A juzgar por las últimas encuestas, pareciera que la preocupación por la corrupción es muy importante para la mayoría. Pero eso puede ser engañoso. Por ejemplo, la más reciente de Ipsos, publicada por El Comercio, muestra que la corrupción se ha convertido en la primera causa de la desaprobación del gobierno, superando esta vez a la inseguridad que suele ocupar el primer lugar.
Nadine Heredia ha resultado la persona más corrupta de la política peruana, según ese mismo sondeo. El 45% la considera “totalmente corrupta”, seguida de cerca por su esposo el presidente Ollanta Humala con 44%. Pisándole los talones están Alan García y Alejandro Toledo, y más atrás Keiko Fujimori y Pedro Pablo Kuczynski.
Quizás esa percepción sea un tanto injusta. Por lo menos hasta ahora, los indicios de corrupción que atañen a la primera dama son menos voluminosos y concluyentes que los que salpican a García y Toledo, aunque como se sabe todos están logrando, hasta el momento, salir indemnes de las acusaciones judiciales.

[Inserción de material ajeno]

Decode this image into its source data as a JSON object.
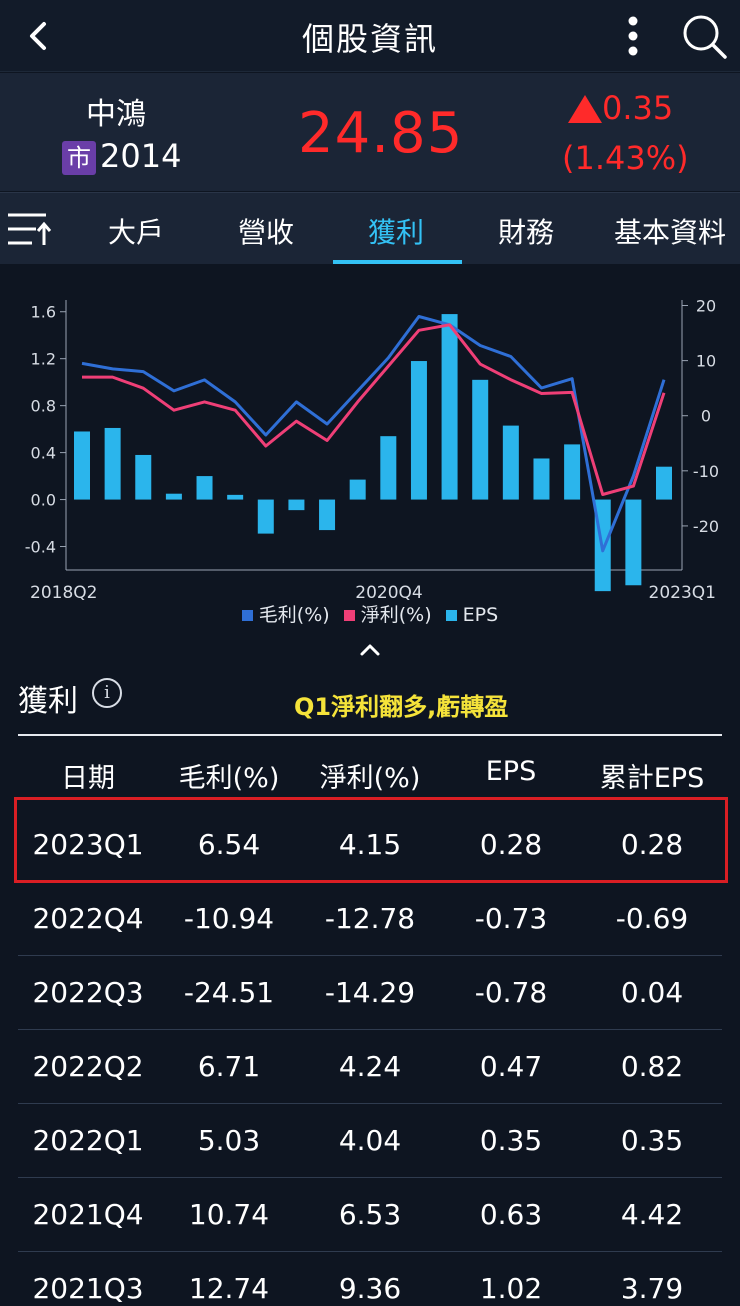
{
  "header": {
    "title": "個股資訊"
  },
  "stock": {
    "name": "中鴻",
    "market_badge": "市",
    "code": "2014",
    "price": "24.85",
    "change": "0.35",
    "change_pct": "(1.43%)",
    "up_color": "#ff2a2a"
  },
  "tabs": [
    {
      "label": "大戶"
    },
    {
      "label": "營收"
    },
    {
      "label": "獲利",
      "active": true
    },
    {
      "label": "財務"
    },
    {
      "label": "基本資料"
    }
  ],
  "chart_data": {
    "type": "bar+line",
    "categories": [
      "2018Q2",
      "2018Q3",
      "2018Q4",
      "2019Q1",
      "2019Q2",
      "2019Q3",
      "2019Q4",
      "2020Q1",
      "2020Q2",
      "2020Q3",
      "2020Q4",
      "2021Q1",
      "2021Q2",
      "2021Q3",
      "2021Q4",
      "2022Q1",
      "2022Q2",
      "2022Q3",
      "2022Q4",
      "2023Q1"
    ],
    "x_tick_labels": [
      "2018Q2",
      "2020Q4",
      "2023Q1"
    ],
    "left_axis": {
      "ylim": [
        -0.6,
        1.7
      ],
      "ticks": [
        "1.6",
        "1.2",
        "0.8",
        "0.4",
        "0.0",
        "-0.4"
      ]
    },
    "right_axis": {
      "ylim": [
        -28,
        21
      ],
      "ticks": [
        "20",
        "10",
        "0",
        "-10",
        "-20"
      ]
    },
    "series": [
      {
        "name": "毛利(%)",
        "type": "line",
        "axis": "right",
        "color": "#2f6fd6",
        "values": [
          9.5,
          8.5,
          8.0,
          4.5,
          6.5,
          2.5,
          -3.5,
          2.5,
          -1.5,
          4.5,
          10.5,
          18.0,
          16.5,
          12.74,
          10.74,
          5.03,
          6.71,
          -24.51,
          -10.94,
          6.54
        ]
      },
      {
        "name": "淨利(%)",
        "type": "line",
        "axis": "right",
        "color": "#ef3f77",
        "values": [
          7.0,
          7.0,
          5.0,
          1.0,
          2.5,
          1.0,
          -5.5,
          -1.0,
          -4.5,
          2.5,
          9.0,
          15.5,
          16.5,
          9.36,
          6.53,
          4.04,
          4.24,
          -14.29,
          -12.78,
          4.15
        ]
      },
      {
        "name": "EPS",
        "type": "bar",
        "axis": "left",
        "color": "#2bb5ec",
        "values": [
          0.58,
          0.61,
          0.38,
          0.05,
          0.2,
          0.04,
          -0.29,
          -0.09,
          -0.26,
          0.17,
          0.54,
          1.18,
          1.58,
          1.02,
          0.63,
          0.35,
          0.47,
          -0.78,
          -0.73,
          0.28
        ]
      }
    ],
    "grid": false,
    "legend_position": "bottom"
  },
  "section": {
    "title": "獲利",
    "annotation": "Q1淨利翻多,虧轉盈"
  },
  "table": {
    "columns": [
      "日期",
      "毛利(%)",
      "淨利(%)",
      "EPS",
      "累計EPS"
    ],
    "rows": [
      [
        "2023Q1",
        "6.54",
        "4.15",
        "0.28",
        "0.28"
      ],
      [
        "2022Q4",
        "-10.94",
        "-12.78",
        "-0.73",
        "-0.69"
      ],
      [
        "2022Q3",
        "-24.51",
        "-14.29",
        "-0.78",
        "0.04"
      ],
      [
        "2022Q2",
        "6.71",
        "4.24",
        "0.47",
        "0.82"
      ],
      [
        "2022Q1",
        "5.03",
        "4.04",
        "0.35",
        "0.35"
      ],
      [
        "2021Q4",
        "10.74",
        "6.53",
        "0.63",
        "4.42"
      ],
      [
        "2021Q3",
        "12.74",
        "9.36",
        "1.02",
        "3.79"
      ]
    ],
    "highlight_color": "#d91e24"
  }
}
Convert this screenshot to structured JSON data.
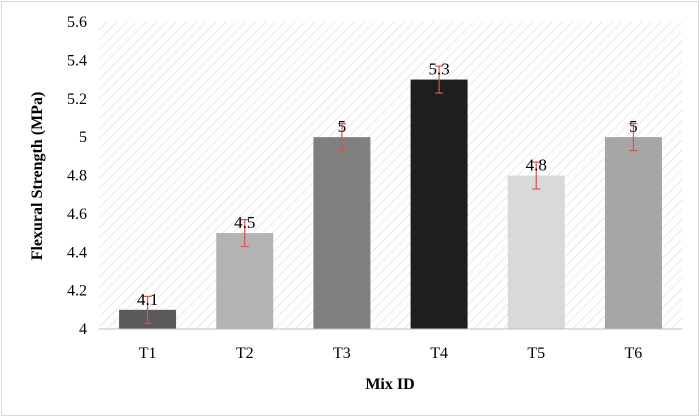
{
  "chart_data": {
    "type": "bar",
    "categories": [
      "T1",
      "T2",
      "T3",
      "T4",
      "T5",
      "T6"
    ],
    "values": [
      4.1,
      4.5,
      5.0,
      5.3,
      4.8,
      5.0
    ],
    "data_labels": [
      "4.1",
      "4.5",
      "5",
      "5.3",
      "4.8",
      "5"
    ],
    "error": [
      0.07,
      0.07,
      0.07,
      0.07,
      0.07,
      0.07
    ],
    "bar_colors": [
      "#595959",
      "#b3b3b3",
      "#808080",
      "#1e1e1e",
      "#d9d9d9",
      "#a6a6a6"
    ],
    "error_color": "#d9534f",
    "xlabel": "Mix ID",
    "ylabel": "Flexural Strength (MPa)",
    "ylim": [
      4,
      5.6
    ],
    "yticks": [
      "4",
      "4.2",
      "4.4",
      "4.6",
      "4.8",
      "5",
      "5.2",
      "5.4",
      "5.6"
    ],
    "grid": false,
    "background_pattern": "diagonal-hatch"
  }
}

Pero hay que reconocer también que ella se ha ganado a pulso ese primer lugar con simbólicas e irritantes frivolidades, como las compras de lujo en el extranjero o la casa de playa en uno de los balnearios más caros del Perú, sin tener cómo justificar esos gastos y mostrándose despectiva, arrogante y agresiva cuando se le reclama explicaciones que está en la obligación de dar por el poder real que detenta.
Lo más importante, sin embargo, para que Heredia y Humala ocupen esos deshonrosos primeros lugares en el ránking de la corrupción, parece ser el creciente descontento de la población con el gobierno que ellos dirigen. El enfriamiento de la economía con claras consecuencias que ya se sienten en el empleo y los ingresos, el crecimiento imparable de la inseguridad, la completa falta de liderazgo en conflictos como el de Tía María y los escándalos políticos crean un ambiente de descontento que se expresa no solo en el descenso de la popularidad de la pareja presidencial, sino en el señalamiento que son corruptos.
Usualmente, cuando las cosas van bien, a la mayoría de la población le interesa poco la corrupción de los gobernantes. Mucha gente está dispuesta a ser tolerante con ellos si cree que están resolviendo los problemas y mejorándole la vida cotidiana. Pero cuando las cosas empiezan a ir mal, uno de los canales por donde se expresa el descontento popular es el señalamiento de los gobernantes como corruptos. Siempre que haya indicios de inmoralidad, por supuesto.
En el caso de la pareja presidencial ha habido múltiples signos de deshonestidad en el último tiempo, como por ejemplo su vinculación con Martín Belaunde Lossio o el desvío de fondos de las campañas electorales para beneficios familiares. No obstante, insisto, si la situación económica y de seguridad no fuera tan precaria, probablemente el tema de la corrupción no sería tan relevante.
La pregunta es si la corrupción jugará un papel decisivo o importante en las próximas elecciones. Y parece que no será tan significativo.
Una razón es que existe la difundida idea de que todos los políticos son corruptos. Entonces esa característica no se convierte en un criterio para decidir el sufragio. Ejemplos hay varios. Luis Castañeda apareció en una encuesta de Datum como un político que “roba pero hace obra”, y ganó ampliamente la alcaldía de Lima. Gregorio Santos, preso por corrupción, se impuso holgadamente en Cajamarca. Waldo Ríos, sentenciado por corrupción, ganó en Áncash. Y hay más ejemplos.
Inversamente, un político pulcro y honesto como Valentín Paniagua obtuvo una escasísima votación el 2006.
No obstante, existen algunos casos que sí pueden afectar considerablemente a un candidato. Por ejemplo, el de los narcoindultos que ya ha golpeado fuerte a Alan García, y podría ser devastador si sus adversarios lo usan persistentemente en la campaña. El asunto, en este caso, es que se le vincula directamente con una preocupación que sí afecta diariamente a la población: la inseguridad.
El problema de fondo es que la corrupción, si bien no es un criterio decisivo en una elección, sí es fundamental para el progreso del país. Una nación con altos niveles de corrupción y con instituciones podridas jamás podrá desarrollarse. El círculo vicioso lo puede romper un gobernante no solo honesto, sino empeñado en la lucha anticorrupción.